The company is an upstream oil company, which is strongly affected by the oil prices.
Oil prices have fallen to a low of $120 twice and found support there. If the oil prices stabilize in the future, CNOOC could benefit.
The parent company of CNOOC has announced a profit warning - despite its profits jumping 30 percent during the first half of this year, its windfall profit tax increased by 70 percent.
From the earning performance of its parent company, CNOOC has seen a good outlook during the first half.
If the central government adjusts the threshold of the windfall tax, the profits of oil companies will grow.
Investors are advised to enter at HK$11 with a short-term target of HK$12.50. It is wise to stop loss at HK$10.
The author is the executive director of Karl Thomson Investment Consultants Limited.
HSBC Holdings
Stock code: 0005.HK
Last close: HK$129.40
Target: HK$135.80
Support: HK$120
By Lai Wai-shing
Earnings of HSBC Holdings during the first half of this year hit just $7.72 billion, down 29 percent, year-on-year.
The reasons are as follows:
Its SIV writedown totaled $29 billion, up 61 percent, year-on-year.
HSBC Holding's pre-tax losses in North America recorded $2.89 billion, worse than the $2.34 billion seen during the second half of last year, and $2.44 billion during the first half of this year.
HSBC's Asia-Pacific market was also sluggish. Its pre-tax profits during the first half hit $3.07 billion in Hong Kong, down 7.7 percent. Other regions in the market reached just $3.62 billion.
Its mainland pre-tax earnings hit $907 million, dropping 71 percent, year-on-year.
I believe it is hard to reverse the difficulties for HSBC's North American market due to the US economic economic woes.
The author is a senior independent commentator.
China Resources Land
Stock code: 1109.HK
Last close: HK$10.18
Sell: HK$9.80
Decline target: HK$9
By Castor Pang
China Resources Land has recently turned in a strong business performance, and its parent company is expected to continue injecting capital into the firm in a bid to enhance its profit-earning capacity.
However, difficult times may lie ahead, with the mainland property market experiencing a wave of negative sentiment.
Macroeconomic adjustments, which have placed downward pressure on the property market, are expected to remain in place as the mainland fights to rein in inflation.
The stock price has fallen from a high of HK$22.40, and it has continued declining, testing a low of HK$9.80.

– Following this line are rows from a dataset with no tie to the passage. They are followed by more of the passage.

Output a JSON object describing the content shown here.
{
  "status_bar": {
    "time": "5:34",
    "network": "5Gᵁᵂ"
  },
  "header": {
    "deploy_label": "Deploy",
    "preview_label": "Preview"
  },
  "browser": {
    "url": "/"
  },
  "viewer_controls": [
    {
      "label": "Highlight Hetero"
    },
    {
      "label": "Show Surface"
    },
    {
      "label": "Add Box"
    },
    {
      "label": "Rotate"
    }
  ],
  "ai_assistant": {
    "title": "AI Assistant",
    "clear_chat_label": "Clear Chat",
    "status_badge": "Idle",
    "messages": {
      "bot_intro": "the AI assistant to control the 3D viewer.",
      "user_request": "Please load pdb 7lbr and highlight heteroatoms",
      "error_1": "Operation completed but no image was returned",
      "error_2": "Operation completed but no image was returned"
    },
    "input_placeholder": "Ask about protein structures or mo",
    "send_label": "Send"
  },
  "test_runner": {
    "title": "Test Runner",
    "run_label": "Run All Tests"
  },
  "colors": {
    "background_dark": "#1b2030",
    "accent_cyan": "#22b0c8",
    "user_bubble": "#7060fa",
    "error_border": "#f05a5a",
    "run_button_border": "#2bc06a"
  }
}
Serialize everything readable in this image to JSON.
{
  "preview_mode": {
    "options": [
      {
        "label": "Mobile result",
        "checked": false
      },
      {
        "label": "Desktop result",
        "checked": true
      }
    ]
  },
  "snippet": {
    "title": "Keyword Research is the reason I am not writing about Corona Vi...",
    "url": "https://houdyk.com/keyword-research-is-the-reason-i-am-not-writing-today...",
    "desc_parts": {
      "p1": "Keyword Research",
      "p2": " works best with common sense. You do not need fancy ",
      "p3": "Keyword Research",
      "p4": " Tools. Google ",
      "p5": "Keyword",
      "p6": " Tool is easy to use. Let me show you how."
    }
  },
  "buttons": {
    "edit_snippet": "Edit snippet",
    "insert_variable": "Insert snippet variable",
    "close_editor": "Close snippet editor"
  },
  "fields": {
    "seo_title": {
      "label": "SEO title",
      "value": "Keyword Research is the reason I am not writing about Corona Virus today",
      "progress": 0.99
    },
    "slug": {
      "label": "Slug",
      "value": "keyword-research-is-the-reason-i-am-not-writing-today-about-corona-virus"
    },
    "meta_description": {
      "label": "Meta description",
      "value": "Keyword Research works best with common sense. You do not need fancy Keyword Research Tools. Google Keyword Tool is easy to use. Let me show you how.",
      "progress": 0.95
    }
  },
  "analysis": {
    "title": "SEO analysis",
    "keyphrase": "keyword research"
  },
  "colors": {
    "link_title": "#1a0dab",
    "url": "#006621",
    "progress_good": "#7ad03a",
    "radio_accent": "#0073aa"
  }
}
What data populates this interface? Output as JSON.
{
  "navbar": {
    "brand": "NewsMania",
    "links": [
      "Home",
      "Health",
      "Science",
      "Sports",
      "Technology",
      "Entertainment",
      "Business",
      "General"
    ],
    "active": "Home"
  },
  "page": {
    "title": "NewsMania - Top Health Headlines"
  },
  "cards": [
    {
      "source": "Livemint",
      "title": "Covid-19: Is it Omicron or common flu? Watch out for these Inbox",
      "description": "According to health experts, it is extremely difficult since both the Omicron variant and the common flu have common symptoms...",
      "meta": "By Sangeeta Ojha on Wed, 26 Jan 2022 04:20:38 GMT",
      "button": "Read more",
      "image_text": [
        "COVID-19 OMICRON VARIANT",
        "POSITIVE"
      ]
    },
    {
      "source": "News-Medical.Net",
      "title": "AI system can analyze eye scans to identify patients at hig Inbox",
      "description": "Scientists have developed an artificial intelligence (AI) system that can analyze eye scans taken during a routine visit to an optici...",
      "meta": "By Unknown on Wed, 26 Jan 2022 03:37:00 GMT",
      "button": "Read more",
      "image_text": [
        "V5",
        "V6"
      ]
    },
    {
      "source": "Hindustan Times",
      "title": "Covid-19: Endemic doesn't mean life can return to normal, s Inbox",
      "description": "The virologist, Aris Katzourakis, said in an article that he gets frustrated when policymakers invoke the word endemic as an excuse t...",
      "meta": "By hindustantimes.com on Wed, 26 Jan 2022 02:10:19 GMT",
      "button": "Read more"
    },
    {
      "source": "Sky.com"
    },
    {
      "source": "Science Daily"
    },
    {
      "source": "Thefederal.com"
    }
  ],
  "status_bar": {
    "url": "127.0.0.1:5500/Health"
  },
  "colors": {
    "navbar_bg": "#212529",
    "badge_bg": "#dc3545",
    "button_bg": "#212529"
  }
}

If the shares finally break through their lower support level of HK$9.80 and continue falling, it is expected that investors will sell off their stock, thereby placing even greater downward pressure on the price.
Investors are advised to sell shares of China Resources Land when they fall below HK$9.80, and it is advised to enter at the HK$9 point, the next decline target.
The author is a strategist with Sun Hung Kai Financial Group.